Esta tarde, abordé el ómnibus 5223, que cubría la ruta 174.

La monté en la parada del Habana Libre, para dar la vuelta y usarla en su retorno. Era así como me acercaría a mi destino.

Al llegar, por respeto a las personas que me antecedían en la parada inicial, nos bajamos para hacer la cola, y volver a montarnos. Es lo debido, lo correcto.

Sin embargo, 4 sujetos pagaron para quedarse sentados, sin hacer la cola. Una señora con bastón convenció al chófer, y 3 mujeres jóvenes también se subieron y ocuparon asientos, antes de llegar la 174 a la primera parada.

Subimos. Mi esposa, mi hijo (3 años) y yo.

Poco me hubiera importado si no fuera por el hecho de que sólo había un asiento para impedidos, bien ocupado.

Nos vieron pasar, viraron los rostros.

Llegué a la segunda mitad, después de la puerta "del medio". Faltaban los dos asientos que quedan detrás de la puerta. Ahí me paré con mi hijo. Había 8 asientos, 6 de ellos, ocupados por hombres, incluidos los que pagaron extra. Mi hijo les quedaba de frente. Ninguno se dignó.

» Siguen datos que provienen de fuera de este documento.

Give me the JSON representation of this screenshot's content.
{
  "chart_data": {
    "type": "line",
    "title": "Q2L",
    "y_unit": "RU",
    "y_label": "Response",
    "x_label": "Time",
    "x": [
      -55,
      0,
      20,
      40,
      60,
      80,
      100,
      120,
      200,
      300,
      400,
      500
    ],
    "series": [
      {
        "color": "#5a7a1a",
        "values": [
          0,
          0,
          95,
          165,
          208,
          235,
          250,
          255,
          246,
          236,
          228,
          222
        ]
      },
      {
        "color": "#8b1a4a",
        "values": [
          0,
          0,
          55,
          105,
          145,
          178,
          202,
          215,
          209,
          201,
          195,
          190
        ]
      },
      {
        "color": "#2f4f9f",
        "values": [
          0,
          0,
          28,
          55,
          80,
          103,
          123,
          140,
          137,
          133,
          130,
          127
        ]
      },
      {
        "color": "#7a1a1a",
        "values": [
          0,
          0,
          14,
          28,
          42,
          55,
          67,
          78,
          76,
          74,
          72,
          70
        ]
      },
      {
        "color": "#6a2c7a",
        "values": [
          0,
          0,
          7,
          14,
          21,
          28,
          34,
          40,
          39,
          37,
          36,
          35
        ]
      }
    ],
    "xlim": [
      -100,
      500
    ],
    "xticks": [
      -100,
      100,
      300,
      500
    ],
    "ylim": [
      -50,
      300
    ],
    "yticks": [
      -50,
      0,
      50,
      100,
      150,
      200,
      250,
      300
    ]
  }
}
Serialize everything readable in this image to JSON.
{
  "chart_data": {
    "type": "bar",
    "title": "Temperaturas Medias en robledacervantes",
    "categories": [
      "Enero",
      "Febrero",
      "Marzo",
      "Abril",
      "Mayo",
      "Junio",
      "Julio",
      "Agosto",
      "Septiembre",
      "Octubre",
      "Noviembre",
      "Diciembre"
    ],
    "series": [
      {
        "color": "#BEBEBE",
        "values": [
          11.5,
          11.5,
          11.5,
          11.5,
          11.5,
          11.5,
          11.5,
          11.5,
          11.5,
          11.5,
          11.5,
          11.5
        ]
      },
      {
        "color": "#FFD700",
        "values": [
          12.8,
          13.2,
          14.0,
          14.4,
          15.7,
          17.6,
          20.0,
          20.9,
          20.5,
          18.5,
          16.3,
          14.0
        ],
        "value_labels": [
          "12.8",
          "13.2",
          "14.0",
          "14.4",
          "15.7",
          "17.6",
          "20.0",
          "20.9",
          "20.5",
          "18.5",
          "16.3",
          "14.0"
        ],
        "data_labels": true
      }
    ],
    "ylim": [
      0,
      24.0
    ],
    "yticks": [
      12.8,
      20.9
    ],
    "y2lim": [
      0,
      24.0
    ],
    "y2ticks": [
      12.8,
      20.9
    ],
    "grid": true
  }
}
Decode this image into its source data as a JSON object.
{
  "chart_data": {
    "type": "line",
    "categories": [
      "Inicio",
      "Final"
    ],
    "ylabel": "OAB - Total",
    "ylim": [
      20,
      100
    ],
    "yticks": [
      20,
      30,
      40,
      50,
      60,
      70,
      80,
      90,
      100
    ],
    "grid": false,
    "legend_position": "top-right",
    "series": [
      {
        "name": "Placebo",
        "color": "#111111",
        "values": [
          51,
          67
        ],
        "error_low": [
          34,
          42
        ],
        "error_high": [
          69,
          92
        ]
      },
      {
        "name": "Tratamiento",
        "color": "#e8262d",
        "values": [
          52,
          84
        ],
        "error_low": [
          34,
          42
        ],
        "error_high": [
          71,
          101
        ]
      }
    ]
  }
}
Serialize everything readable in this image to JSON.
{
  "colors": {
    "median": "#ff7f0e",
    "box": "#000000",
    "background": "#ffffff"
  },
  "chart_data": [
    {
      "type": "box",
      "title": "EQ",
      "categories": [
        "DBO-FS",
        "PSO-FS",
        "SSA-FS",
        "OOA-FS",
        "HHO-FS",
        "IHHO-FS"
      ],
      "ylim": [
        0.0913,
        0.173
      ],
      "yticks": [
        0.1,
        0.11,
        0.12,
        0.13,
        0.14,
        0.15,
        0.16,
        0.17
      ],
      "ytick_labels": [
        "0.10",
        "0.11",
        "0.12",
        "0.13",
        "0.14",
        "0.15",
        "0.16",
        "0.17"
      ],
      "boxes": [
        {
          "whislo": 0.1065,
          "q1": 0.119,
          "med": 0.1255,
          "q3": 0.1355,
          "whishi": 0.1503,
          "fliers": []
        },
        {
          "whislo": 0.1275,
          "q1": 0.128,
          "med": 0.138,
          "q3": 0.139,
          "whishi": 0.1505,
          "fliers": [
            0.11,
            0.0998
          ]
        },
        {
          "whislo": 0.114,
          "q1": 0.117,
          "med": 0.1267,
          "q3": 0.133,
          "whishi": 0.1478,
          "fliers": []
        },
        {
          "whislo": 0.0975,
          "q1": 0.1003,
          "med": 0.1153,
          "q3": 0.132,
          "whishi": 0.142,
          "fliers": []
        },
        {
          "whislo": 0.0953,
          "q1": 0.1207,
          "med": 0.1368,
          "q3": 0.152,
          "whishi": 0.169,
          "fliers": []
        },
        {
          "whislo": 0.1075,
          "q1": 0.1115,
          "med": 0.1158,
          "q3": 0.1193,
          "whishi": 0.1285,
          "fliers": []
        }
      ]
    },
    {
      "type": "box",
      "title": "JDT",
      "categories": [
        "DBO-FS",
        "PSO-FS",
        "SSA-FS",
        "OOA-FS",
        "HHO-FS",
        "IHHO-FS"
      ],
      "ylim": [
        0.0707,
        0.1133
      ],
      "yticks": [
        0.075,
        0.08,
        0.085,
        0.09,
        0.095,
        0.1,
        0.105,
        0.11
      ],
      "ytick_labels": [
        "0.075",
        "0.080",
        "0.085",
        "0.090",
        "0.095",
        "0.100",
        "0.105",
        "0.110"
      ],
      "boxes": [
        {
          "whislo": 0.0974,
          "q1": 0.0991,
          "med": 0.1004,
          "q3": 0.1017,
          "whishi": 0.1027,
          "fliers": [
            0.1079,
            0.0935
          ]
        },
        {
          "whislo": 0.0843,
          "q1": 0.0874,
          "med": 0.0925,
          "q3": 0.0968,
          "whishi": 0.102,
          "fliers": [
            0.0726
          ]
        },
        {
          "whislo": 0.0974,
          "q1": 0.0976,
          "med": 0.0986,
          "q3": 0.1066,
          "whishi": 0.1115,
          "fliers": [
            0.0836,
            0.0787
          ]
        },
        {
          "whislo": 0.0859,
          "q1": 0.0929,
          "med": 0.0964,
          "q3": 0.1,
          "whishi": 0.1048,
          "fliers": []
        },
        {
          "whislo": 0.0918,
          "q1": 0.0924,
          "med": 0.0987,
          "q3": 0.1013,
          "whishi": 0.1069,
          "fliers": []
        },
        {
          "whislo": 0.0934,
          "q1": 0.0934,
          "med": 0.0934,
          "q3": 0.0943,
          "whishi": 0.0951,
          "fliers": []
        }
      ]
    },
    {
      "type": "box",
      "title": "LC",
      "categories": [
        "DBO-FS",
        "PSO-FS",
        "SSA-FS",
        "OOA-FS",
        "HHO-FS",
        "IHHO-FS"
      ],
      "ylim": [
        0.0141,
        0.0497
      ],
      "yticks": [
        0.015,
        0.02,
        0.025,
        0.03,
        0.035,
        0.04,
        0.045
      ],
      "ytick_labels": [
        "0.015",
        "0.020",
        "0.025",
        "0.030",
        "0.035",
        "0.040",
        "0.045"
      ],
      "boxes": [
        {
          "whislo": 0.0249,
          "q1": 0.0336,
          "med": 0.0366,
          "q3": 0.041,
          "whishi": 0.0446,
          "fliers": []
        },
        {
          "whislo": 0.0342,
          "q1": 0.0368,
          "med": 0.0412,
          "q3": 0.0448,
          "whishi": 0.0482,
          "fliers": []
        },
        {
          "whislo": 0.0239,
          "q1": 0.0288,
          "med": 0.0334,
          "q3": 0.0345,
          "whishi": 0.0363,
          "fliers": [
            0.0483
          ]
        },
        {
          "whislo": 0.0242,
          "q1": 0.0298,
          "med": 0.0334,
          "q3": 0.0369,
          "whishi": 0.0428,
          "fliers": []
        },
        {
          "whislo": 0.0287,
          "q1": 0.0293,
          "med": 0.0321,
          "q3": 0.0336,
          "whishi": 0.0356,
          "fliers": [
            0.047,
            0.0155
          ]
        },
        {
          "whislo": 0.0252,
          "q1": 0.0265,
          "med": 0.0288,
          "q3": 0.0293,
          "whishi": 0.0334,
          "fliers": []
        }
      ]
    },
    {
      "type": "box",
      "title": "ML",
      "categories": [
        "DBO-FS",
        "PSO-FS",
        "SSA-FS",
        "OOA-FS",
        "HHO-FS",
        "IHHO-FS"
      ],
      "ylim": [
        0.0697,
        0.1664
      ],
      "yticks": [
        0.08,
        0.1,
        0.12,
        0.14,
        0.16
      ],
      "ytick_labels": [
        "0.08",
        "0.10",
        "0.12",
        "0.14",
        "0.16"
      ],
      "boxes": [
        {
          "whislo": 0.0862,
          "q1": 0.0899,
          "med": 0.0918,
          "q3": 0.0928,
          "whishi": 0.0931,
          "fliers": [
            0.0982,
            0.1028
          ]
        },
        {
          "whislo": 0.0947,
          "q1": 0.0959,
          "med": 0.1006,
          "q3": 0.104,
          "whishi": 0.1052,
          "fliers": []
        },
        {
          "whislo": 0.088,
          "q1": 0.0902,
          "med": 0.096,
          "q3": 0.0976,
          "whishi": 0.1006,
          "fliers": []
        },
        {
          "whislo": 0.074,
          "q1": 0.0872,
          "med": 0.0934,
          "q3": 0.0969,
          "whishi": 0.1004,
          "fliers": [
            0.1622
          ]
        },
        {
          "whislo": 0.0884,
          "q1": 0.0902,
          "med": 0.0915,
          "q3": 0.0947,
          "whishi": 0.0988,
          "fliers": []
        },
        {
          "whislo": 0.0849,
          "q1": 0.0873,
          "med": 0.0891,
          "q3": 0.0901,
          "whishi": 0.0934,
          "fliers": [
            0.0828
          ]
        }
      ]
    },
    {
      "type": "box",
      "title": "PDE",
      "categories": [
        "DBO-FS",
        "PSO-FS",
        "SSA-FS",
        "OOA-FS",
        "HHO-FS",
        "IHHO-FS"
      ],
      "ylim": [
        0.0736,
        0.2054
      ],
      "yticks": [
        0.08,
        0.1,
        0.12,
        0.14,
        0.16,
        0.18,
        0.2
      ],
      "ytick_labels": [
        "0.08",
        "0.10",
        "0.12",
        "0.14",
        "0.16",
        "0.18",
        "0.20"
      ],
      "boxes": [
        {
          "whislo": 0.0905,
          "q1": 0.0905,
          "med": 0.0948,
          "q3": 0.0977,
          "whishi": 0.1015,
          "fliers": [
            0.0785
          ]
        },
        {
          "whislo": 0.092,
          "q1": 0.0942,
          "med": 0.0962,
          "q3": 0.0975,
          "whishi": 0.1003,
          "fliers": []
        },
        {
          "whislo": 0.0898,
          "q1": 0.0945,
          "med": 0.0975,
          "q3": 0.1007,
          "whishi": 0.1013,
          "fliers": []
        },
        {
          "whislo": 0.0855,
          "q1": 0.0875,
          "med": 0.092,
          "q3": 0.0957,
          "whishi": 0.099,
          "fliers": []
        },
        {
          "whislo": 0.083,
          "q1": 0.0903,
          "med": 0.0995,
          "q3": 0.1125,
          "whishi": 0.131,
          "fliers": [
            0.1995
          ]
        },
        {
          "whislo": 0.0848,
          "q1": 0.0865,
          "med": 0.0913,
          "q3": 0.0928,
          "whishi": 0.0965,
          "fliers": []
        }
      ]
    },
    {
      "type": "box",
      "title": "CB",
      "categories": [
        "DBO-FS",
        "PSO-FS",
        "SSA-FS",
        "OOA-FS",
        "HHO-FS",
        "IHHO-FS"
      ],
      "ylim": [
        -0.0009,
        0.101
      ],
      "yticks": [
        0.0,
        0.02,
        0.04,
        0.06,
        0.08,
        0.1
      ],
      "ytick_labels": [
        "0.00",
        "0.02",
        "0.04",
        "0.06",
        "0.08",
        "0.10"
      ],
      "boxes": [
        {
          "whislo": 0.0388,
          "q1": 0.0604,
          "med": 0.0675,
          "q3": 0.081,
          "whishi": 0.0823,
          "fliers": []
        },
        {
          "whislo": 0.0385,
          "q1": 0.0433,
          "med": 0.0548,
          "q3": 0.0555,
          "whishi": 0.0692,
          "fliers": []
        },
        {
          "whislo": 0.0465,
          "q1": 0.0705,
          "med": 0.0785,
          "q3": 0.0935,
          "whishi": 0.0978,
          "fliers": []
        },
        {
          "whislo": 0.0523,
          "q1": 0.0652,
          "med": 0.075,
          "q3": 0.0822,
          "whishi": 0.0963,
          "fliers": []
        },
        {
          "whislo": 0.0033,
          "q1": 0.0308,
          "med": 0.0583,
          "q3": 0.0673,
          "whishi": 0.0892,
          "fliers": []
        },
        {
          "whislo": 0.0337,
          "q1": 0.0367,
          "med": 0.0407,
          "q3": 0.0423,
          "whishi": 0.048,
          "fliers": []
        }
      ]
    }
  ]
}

Al otro lado, de 11 asientos, otros 4 también tenían a hombres que los llenaban, y, al vernos, concentraron sus pensamientos en el exterior de la guagua.

Viajamos de pie, esposa, niño (3 años, repito), y yo (el que menos importa en este caso).

Dije lo que debía. Le enseñé a mi hijo lo qué es no ser hombre, humano. Él, probablemente no entendió qué pasaba.

A veces jode ser honesto. Creo me molestaría más no serlo. Mi hijo se hizo, pienso, un poco más grande.